Sportswriter criticizes managerial prowess during the World Baseball Classic.

I'll start this blog entry with the following Jeff Passan punchline:

"One of Torre's greatest strengths is explaining the rationale behind certain decisions."

Oh, boy.

This is going to be good:

"Two shadows cast themselves over Team USA on Sunday afternoon. The first peeked through the open roof at Chase Field and bathed home plate in darkness, making the already-trying task of picking up a 95-mph pitch from 60 feet away that much more vexing."

That's vexing for the Team USA batters, but good for the Team USA pitchers.


"Even worse was the other, impossible to see but easy to sense: The United States, where baseball was invented, was about to bomb out of the World Baseball Classic, and the lasting pall would be far greater than anything the clouds and sun ever could muster."

Yeah, the lasting pall would have been far greater than anything the clouds and sun could ever muster.

Figuratively.


"Despite Joe Torre managing as though the analytical breakthroughs of the last 20 years never happened – bunting three times with a lineup of All-Stars, shrugging off matchup-relief situations, walking a career-long scrub to load the bases with a new reliever coming in and keeping the player who led the major leagues in slugging percentage last year on the bench all game despite struggling for runs over the first seven innings – Team USA turned into Team USA over the final two innings, dropping seven runs and joining Italy, the Dominican Republic and Puerto Rico in Miami."

That is the longest sentence an American sportswriter has ever dedicated to the World Baseball Classic.


"By doing their duty, the players rescued Torre from a rightful filleting after turning a lineup of mashers into practitioners of small-ball tiddlywinks.

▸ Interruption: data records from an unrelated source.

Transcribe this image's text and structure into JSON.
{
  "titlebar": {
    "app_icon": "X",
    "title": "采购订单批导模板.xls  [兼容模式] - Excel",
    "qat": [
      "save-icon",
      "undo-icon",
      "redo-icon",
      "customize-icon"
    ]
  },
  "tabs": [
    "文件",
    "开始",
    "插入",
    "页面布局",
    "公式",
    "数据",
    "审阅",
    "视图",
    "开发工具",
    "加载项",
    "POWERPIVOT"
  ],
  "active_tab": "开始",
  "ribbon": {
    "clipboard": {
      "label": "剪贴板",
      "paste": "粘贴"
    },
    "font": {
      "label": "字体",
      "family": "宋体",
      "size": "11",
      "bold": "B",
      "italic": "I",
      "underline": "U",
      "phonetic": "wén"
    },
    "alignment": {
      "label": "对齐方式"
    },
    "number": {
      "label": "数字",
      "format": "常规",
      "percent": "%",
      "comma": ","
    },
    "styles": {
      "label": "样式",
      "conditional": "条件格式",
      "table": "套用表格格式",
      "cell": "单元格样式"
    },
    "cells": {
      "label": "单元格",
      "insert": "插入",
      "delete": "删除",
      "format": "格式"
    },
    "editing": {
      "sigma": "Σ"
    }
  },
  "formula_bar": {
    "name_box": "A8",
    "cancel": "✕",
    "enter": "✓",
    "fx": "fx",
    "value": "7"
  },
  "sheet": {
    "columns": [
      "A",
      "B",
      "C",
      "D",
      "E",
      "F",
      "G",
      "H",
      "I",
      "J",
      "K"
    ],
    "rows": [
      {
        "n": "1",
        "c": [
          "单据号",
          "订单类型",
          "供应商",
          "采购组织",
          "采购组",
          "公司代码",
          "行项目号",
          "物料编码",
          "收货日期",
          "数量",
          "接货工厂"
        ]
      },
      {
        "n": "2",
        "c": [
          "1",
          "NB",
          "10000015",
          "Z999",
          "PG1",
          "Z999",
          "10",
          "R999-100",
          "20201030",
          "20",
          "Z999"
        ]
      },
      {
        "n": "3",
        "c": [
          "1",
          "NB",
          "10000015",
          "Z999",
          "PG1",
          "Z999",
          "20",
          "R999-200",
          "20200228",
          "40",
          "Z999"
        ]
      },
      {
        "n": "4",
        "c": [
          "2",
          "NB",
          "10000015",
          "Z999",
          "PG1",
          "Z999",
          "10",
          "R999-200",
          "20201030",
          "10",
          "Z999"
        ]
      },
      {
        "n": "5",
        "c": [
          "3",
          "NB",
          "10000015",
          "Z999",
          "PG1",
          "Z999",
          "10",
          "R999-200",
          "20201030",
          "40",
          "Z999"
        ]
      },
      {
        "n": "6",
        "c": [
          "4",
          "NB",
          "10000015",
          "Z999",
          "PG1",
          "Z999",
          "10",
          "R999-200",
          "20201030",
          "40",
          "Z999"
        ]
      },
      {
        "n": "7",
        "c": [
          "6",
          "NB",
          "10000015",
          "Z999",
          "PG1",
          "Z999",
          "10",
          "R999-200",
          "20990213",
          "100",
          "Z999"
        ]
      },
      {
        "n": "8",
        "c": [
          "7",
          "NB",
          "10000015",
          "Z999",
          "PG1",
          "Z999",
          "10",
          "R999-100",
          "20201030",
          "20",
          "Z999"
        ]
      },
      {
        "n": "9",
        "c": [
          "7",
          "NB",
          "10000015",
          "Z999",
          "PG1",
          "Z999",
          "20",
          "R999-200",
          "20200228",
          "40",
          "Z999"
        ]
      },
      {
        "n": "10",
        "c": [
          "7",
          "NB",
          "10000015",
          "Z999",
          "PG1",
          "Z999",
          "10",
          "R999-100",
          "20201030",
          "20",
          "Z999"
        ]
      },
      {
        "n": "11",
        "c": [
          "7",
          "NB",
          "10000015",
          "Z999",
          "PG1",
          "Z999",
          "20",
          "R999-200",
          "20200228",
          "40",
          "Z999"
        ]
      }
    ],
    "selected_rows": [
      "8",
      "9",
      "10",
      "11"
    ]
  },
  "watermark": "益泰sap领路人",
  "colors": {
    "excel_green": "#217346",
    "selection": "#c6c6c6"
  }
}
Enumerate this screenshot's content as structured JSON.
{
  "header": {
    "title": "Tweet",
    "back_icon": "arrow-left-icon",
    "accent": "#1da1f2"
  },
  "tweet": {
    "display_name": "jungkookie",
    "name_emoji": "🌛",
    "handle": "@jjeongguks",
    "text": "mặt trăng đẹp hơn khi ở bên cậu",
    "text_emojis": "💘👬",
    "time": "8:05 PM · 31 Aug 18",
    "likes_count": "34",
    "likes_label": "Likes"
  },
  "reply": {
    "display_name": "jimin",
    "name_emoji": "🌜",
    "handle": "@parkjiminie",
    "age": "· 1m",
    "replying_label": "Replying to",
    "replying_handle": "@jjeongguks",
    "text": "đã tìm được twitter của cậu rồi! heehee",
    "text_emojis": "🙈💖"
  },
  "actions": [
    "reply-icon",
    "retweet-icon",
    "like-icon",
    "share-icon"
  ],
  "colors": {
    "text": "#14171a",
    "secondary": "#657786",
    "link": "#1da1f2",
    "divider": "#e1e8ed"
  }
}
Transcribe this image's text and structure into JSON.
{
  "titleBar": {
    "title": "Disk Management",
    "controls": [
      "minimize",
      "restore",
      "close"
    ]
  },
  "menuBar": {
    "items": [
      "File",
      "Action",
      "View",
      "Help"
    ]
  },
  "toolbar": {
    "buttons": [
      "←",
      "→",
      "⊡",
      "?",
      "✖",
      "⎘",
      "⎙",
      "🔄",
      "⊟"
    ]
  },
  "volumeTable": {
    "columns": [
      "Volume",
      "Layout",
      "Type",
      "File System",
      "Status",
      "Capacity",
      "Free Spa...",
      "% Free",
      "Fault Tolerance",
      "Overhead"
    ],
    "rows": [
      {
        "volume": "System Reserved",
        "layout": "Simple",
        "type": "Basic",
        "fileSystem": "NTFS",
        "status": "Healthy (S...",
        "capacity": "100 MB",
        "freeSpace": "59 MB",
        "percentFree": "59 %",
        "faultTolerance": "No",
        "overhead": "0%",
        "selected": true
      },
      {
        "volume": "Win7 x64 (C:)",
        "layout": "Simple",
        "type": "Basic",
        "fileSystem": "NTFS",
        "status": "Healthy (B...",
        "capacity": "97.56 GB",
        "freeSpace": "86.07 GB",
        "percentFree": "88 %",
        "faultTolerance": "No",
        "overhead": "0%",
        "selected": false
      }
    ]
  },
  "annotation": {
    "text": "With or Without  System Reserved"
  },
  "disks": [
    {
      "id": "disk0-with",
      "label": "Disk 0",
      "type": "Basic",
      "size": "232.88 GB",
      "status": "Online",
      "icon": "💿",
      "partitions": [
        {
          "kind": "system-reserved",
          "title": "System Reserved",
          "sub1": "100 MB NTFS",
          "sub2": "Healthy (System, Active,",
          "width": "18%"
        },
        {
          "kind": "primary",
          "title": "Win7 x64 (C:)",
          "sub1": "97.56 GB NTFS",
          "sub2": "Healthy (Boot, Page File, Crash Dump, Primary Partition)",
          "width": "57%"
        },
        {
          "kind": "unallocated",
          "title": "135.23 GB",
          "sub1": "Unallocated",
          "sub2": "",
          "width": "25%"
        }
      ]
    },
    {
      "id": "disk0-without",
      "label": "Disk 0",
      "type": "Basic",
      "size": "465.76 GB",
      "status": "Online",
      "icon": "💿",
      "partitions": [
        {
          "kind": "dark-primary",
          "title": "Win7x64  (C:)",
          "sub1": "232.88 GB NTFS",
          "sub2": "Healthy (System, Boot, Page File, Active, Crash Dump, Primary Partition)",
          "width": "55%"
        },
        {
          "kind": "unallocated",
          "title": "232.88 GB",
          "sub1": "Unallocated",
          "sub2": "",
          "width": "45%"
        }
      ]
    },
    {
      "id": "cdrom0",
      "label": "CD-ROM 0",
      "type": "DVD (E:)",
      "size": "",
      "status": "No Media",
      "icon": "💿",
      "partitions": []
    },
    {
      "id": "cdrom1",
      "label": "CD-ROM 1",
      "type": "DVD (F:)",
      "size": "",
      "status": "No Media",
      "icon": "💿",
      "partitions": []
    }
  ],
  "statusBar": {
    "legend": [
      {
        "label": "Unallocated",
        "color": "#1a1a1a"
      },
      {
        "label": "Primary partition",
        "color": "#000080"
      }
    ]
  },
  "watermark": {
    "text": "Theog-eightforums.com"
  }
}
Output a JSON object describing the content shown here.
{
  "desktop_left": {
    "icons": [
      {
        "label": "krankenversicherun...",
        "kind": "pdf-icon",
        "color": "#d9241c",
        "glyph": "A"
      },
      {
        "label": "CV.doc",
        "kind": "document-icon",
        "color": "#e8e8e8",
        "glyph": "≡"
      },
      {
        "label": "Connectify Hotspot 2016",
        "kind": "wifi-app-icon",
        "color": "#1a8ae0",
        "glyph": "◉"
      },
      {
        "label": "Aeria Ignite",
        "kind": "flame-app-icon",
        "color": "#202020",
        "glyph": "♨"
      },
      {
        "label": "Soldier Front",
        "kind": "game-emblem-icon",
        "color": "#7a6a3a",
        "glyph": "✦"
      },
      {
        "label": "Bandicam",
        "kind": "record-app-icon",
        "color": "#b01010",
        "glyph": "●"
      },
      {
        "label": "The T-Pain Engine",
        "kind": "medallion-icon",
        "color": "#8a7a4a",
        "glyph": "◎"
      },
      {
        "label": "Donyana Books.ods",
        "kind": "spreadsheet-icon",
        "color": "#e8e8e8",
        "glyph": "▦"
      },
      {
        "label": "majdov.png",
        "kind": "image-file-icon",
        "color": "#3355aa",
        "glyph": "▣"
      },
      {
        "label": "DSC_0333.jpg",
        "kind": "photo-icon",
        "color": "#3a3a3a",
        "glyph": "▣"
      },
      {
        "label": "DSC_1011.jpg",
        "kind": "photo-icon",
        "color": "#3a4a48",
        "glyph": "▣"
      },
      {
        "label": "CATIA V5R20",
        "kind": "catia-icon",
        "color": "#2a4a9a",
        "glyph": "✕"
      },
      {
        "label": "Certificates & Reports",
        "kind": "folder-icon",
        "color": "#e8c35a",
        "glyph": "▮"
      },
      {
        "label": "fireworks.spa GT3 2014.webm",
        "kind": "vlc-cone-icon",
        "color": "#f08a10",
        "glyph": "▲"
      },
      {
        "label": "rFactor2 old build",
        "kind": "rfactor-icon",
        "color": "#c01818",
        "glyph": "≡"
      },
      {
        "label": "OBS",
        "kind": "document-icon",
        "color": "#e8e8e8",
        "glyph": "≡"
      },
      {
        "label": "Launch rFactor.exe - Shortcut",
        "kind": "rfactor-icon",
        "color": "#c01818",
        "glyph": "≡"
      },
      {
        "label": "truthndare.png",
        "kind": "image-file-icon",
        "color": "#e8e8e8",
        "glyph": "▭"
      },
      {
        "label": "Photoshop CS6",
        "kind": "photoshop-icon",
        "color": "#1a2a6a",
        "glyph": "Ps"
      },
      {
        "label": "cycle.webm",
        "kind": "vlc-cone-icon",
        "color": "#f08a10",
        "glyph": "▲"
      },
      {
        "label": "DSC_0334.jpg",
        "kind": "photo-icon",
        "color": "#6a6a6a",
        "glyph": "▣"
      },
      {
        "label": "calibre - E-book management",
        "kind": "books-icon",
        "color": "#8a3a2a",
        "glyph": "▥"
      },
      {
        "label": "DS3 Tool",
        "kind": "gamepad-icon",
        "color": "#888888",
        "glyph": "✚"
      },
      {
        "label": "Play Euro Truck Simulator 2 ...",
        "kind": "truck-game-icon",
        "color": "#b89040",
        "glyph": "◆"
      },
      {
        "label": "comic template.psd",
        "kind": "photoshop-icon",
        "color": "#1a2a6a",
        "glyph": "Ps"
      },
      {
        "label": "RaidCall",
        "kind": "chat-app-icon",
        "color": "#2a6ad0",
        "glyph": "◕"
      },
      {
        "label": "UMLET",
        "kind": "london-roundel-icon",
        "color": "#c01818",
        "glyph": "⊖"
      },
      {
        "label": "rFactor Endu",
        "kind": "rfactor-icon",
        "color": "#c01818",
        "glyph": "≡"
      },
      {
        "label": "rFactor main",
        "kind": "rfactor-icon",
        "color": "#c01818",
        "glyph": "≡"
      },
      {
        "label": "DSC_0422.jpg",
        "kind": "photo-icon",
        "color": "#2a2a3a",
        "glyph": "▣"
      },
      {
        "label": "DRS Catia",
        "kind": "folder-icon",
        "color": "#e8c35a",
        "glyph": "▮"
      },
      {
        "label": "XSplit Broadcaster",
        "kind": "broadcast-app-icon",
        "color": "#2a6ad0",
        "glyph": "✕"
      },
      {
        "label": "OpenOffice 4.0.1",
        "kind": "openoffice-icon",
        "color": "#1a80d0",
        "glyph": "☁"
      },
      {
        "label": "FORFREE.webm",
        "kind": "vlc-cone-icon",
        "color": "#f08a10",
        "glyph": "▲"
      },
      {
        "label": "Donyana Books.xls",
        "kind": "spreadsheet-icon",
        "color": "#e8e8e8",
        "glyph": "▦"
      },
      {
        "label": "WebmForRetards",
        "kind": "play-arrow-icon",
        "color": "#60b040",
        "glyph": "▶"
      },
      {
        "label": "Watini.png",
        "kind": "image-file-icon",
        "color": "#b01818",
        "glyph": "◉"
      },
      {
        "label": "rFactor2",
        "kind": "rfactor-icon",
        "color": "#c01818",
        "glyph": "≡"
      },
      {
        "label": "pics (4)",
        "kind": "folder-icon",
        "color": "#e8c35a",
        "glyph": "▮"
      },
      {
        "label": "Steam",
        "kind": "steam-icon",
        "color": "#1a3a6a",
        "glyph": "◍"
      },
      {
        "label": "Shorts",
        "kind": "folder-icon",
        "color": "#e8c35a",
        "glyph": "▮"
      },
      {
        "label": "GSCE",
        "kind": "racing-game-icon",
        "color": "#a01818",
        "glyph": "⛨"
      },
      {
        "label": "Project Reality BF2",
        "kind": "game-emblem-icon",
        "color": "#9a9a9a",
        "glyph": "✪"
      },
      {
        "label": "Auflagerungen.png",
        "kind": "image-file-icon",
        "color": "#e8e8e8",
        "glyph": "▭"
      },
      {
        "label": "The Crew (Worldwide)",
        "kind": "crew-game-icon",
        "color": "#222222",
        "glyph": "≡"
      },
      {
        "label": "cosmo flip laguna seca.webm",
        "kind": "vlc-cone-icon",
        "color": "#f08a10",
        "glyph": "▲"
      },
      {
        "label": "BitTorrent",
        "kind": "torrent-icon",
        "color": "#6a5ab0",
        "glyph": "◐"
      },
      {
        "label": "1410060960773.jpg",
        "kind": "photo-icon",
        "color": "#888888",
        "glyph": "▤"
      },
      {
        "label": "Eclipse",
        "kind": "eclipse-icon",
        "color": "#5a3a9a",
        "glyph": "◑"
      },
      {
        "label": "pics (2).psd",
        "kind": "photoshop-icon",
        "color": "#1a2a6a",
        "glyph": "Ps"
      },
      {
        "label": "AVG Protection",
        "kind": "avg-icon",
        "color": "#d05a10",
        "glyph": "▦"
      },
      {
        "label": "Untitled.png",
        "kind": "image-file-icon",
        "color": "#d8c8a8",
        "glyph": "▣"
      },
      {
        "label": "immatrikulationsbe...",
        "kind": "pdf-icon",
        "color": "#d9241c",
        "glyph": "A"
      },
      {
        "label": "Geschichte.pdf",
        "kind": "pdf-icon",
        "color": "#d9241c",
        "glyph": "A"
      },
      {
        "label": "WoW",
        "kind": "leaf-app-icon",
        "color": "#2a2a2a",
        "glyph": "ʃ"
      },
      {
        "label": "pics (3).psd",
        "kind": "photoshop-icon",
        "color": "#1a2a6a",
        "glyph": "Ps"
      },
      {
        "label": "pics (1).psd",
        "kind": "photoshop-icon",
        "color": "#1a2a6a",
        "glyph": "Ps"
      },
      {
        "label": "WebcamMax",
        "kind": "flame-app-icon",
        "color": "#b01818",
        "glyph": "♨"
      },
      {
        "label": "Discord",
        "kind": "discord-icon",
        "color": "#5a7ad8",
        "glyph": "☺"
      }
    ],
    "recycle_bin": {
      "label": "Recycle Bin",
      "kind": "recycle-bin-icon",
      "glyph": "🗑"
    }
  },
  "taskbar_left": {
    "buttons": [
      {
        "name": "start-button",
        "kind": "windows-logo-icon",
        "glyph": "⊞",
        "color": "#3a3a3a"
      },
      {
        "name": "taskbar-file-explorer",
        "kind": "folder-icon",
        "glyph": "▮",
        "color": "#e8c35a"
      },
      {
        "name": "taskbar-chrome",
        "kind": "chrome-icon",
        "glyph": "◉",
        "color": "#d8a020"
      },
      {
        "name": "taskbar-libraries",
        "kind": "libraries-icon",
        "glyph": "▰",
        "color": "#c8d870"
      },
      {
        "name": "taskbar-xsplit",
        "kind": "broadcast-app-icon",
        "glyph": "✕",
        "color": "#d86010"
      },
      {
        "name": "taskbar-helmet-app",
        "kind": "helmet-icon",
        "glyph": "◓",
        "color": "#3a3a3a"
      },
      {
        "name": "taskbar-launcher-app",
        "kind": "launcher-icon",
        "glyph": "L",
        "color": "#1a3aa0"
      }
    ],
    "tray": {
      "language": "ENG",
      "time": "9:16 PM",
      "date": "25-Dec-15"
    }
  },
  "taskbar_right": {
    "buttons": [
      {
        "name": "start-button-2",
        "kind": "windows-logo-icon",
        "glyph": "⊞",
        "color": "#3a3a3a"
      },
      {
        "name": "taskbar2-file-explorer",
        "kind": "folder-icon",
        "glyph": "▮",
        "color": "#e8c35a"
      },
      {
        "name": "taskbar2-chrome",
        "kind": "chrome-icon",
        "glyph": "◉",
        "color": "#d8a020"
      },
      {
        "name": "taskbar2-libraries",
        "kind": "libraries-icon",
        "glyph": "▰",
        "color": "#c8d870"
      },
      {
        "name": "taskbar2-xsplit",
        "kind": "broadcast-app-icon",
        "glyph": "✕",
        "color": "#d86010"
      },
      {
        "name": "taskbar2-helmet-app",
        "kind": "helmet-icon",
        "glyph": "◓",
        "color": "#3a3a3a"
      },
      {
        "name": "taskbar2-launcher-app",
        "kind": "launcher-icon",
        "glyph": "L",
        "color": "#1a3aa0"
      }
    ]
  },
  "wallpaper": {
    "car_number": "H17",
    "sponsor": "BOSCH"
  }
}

With runners on first and second and no outs in the second inning, he bunted Jones – 2012 numbers: .287/.334/.505 – and didn't score. Same scenario in the fourth and once again, a bunt with Ben Zobrist – 2012 numbers: .270/.377/.471 – went for a hit only because Canada's third baseman, Taylor Green, isn't an altogether competent third baseman. And the worst was in the eighth, when, down a run, Torre called for Zobrist to bunt one more time – and he popped out to the catcher.

Jones, the next hitter, also saved Torre from having to explain how he can say this – 'We really don't have a soft spot in that lineup' – and then manage like he has a lineup of nine David Ecksteins." 

Torre's reputation would have been fine.  Because nobody cares about the WBC, that's why.